Un periodo nero per le luci rosse, «ma l’offerta è in aumento»

Non è un periodo facile per il mondo a «luci rosse». Lo sa bene chi opera nel settore: la pandemia, le restrizioni federali e cantonali, l’introduzione del COVID-Pass hanno evidentemente avuto un ruolo fondamentale nel periodo, possiamo definirlo così, di crisi. Ma non c’è solo questo, perché in realtà, ci spiegano, «l’offerta è per certi versi aumentata». In Ticino, stando al rapporto annuale della Polizia cantonale, nel 2020 le persone che si sono annunciate per l’esercizio della prostituzione sono state 238, 21 in meno rispetto all’anno precedente. Dati in calo che si riflettono anche nelle presenze all’interno dei locali erotici: con il protrarsi della pandemia, infatti, il numero di presenze all’interno dei postriboli è diminuito fino a raggiungere le 74 unità. E il trend si sta confermando anche nell’anno in corso. Abbiamo contattato il gerente di due locali situati sul Pian Scairolo, l’Iceberg e il Moulin Rouge, il quale ci spiega che al «momento lavorano 22 ragazze». Questo in due edifici che, uniti, dispongono di oltre 60 stanze e che, qualche anno fa, contava sulla presenza di una cinquantina di escort.
Una passerella discreta
Ad ogni modo, tra i due locali situati in territorio di Pazzallo, qualcosa si sta muovendo. O meglio, qualcosa si era già mosso anche in passato con degli imprenditori provenienti dalla Svizzera tedesca – molto attivi nel settore della prostituzione Oltregottardo, dove gestiscono alcuni tra i più grandi club – che avevano manifestato l’interesse di entrare in affari e lanciarsi nel mercato ticinese. «Erano interessati a sviluppare qualcosa, ma per ora non se ne fa nulla», risponde il gerente. Come detto, però, tra Iceberg e Moulin Rouge un investimento è previsto. Negli scorsi giorni è stata pubblicata una domanda di costruzione che mira a creare una passerella di collegamento tra i due edifici. Uno di essi, al momento è chiuso, ma il gerente conta di riaprirlo.
Sessanta camere in totale
«L’intenzione, con la creazione del collegamento, è di avere una sorta di locale unico». Un’opera, racconta, «che permetterà di risparmiare le spese per il personale», ma che offrirà anche una certa riservatezza. Oggi, infatti, «i clienti per raggiungere le stanze dell’altro edificio devono passare sulla strada. Con la passerella, invece, ci sarà più discrezione». Con la speranza per i gestori che, una volta passato il periodo pandemico, gli affari possano tornare a fiorire. Già, perché oltre alla minor presenza di ragazze, commenta il nostro interlocutore, «la clientela è diminuita del 50%».

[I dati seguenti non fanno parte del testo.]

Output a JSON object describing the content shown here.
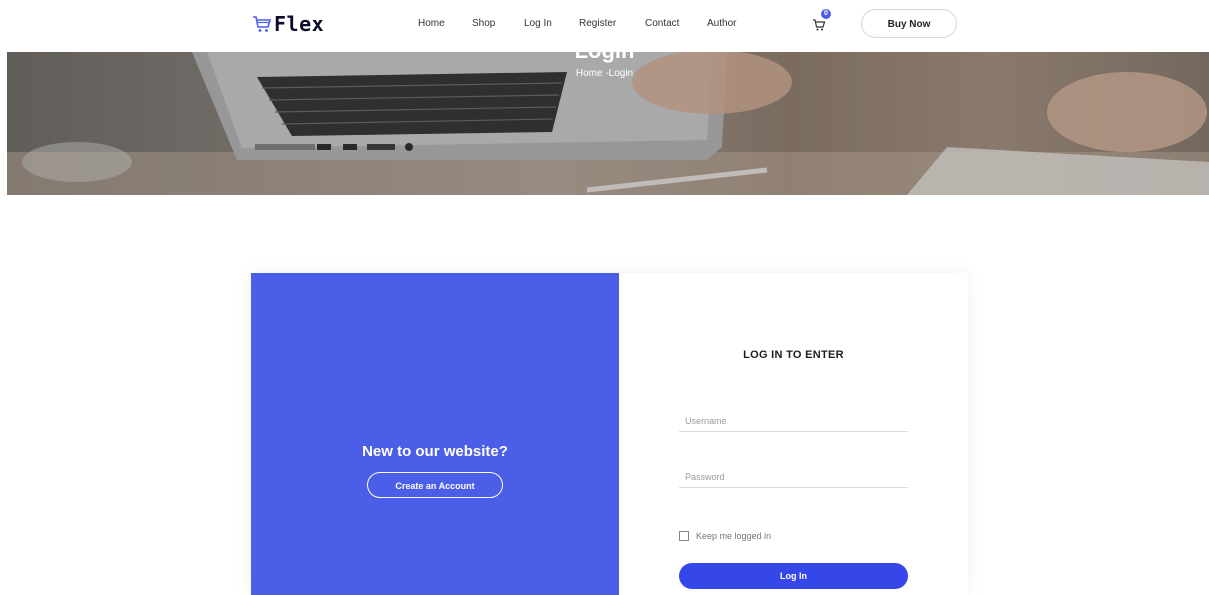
{
  "header": {
    "logo_text": "Flex",
    "nav": [
      "Home",
      "Shop",
      "Log In",
      "Register",
      "Contact",
      "Author"
    ],
    "cart_count": "0",
    "buy_now_label": "Buy Now"
  },
  "banner": {
    "title": "Login",
    "breadcrumb": "Home -Login"
  },
  "login_panel": {
    "new_title": "New to our website?",
    "create_account_label": "Create an Account"
  },
  "form": {
    "title": "LOG IN TO ENTER",
    "username_placeholder": "Username",
    "password_placeholder": "Password",
    "remember_label": "Keep me logged in",
    "submit_label": "Log In"
  },
  "colors": {
    "primary": "#4a5ee8",
    "button": "#3547e8",
    "logo": "#0b0b2b"
  }
}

Tra COVID-Pass e autostrada
Le cause? In questo caso le chiavi di lettura potrebbero essere diverse. Il gerente ne individua alcune: «Sicuramente la pandemia ha svolto un ruolo e tanti clienti non vengono anche perché devono esibire il COVID-Pass».
Dunque, qualcuno potrebbe essere frenato dal fatto di fornire nome e cognome. Un altro aspetto che viene sollevato è quello relativo alla mancanza di clientela italiana, che solitamente «rappresenta il 70 per cento». «Ora sono molti meno e una delle cause – annota il gerente – è il cantiere autostradale presente da tempo appena fuori dal confine. Diversi clienti ci hanno detto che, a causa della chiusura notturna dell’autostrada, non vogliono più venire in Svizzera». E poi , indubbiamente, a influire è anche la crisi economica.
Gli appartamenti al confine
A fornire un’altra chiave di lettura, in questo contesto, è però un altro imprenditore, attivo da anni nel settore a luci rosse del Sottoceneri. «La pandemia, in questo senso, è stata solo la mazzata finale», ci racconta. Un colpo difficile da digerire anche perché, come dicevamo in apertura, l’offerta è aumentata «Non in Ticino, ma in generale. Le ragazze, durante il primo lockdown, non potevano lavorare in Svizzera». I locali a luci rosse erano chiusi e le frontiere blindate, rendendo molto complicato l’arrivo in Ticino di prostitute e dei loro clienti. «Ed è anche per questo che si sono sempre più manifestati gli appartamenti abusivi appena oltre il confine». Dove? «A Ponte Chiasso, a Monte Olimpino e a Sagnino per esempio. A ridosso del confine è pieno di appartamenti con le escort».